Не проехали мы и пяти минут, – опять остановка. «Вестминстерское аббатство!» – объявила гид.
«Вестминстерский район» – один из центральных районов Лондона. На его территории – всё «Вестминстерское»: «Вестминстерский мост» через Темзу, «Вестминстерский дворец» (одно из стоящих вдоль берега зданий парламента) со знаменитой башней «Биг-Бен», «Вестминстерское аббатство» – главный собор королевства (алтарной частью почти примыкает к парламенту), наконец, спрятанный между домами на Victoria Street «Вестминстерский собор» (к нему мы вернемся позднее).

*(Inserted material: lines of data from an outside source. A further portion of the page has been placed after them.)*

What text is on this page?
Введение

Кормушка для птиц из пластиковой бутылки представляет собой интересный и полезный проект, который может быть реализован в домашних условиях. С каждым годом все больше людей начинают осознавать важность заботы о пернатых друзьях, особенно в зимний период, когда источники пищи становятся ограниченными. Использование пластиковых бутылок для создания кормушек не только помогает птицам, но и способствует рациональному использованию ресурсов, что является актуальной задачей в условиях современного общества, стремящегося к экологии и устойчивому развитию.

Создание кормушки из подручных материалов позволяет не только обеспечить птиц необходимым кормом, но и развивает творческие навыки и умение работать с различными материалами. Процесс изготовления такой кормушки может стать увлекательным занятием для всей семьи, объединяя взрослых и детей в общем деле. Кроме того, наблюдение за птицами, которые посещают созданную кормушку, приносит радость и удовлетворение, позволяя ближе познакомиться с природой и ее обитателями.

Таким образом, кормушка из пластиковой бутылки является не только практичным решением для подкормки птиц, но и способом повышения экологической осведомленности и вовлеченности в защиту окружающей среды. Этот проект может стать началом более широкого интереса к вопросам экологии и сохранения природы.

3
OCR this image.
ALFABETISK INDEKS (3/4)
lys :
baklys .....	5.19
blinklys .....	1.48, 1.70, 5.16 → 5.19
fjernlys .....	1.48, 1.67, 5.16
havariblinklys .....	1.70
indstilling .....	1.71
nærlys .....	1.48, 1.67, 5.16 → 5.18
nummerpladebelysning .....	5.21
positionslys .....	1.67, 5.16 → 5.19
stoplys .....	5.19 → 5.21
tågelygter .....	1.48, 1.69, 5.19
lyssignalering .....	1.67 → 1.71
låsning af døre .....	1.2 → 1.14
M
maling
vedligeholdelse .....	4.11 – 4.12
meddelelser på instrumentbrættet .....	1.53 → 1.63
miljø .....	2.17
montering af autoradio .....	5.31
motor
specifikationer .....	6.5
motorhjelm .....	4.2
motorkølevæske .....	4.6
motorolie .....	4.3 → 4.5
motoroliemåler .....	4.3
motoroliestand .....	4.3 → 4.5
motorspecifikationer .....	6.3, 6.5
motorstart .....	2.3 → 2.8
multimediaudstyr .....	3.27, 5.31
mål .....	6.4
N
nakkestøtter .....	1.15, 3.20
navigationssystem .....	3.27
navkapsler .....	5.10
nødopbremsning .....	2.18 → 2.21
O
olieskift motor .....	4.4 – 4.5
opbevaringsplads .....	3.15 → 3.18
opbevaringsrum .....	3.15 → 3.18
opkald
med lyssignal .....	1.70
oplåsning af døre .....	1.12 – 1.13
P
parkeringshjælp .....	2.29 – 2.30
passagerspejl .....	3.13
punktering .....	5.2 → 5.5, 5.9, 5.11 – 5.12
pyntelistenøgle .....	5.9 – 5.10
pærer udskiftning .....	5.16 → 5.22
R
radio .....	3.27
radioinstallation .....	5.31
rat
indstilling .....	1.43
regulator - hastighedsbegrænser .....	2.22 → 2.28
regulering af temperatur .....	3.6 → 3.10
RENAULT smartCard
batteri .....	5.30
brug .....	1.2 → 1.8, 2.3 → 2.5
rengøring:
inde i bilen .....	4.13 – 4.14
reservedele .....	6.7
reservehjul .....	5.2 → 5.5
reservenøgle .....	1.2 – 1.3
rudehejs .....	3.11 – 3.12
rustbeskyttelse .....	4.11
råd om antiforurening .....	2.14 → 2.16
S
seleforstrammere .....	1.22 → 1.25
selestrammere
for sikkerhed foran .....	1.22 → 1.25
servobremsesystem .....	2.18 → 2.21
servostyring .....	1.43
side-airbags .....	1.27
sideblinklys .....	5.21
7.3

Сквозь ливень подходим к «Аббатству» – старинному двух башенному собору (сравнительно не большему даже для Англии). На фасаде – фигурки святых, трехкрестия, часы. Вертикальные линии, стрельчатых окон усиливали устремленность в высь. Первое впечатление – стройность.
И вот уже мы – под сводами храма. В течение девятисот лет происходили здесь коронации, венчания и отпевания членов монаршей семьи, а в обширных и многочисленных нефах, под плитами пола – прах королей и еще многих, кто оставил след в истории нации.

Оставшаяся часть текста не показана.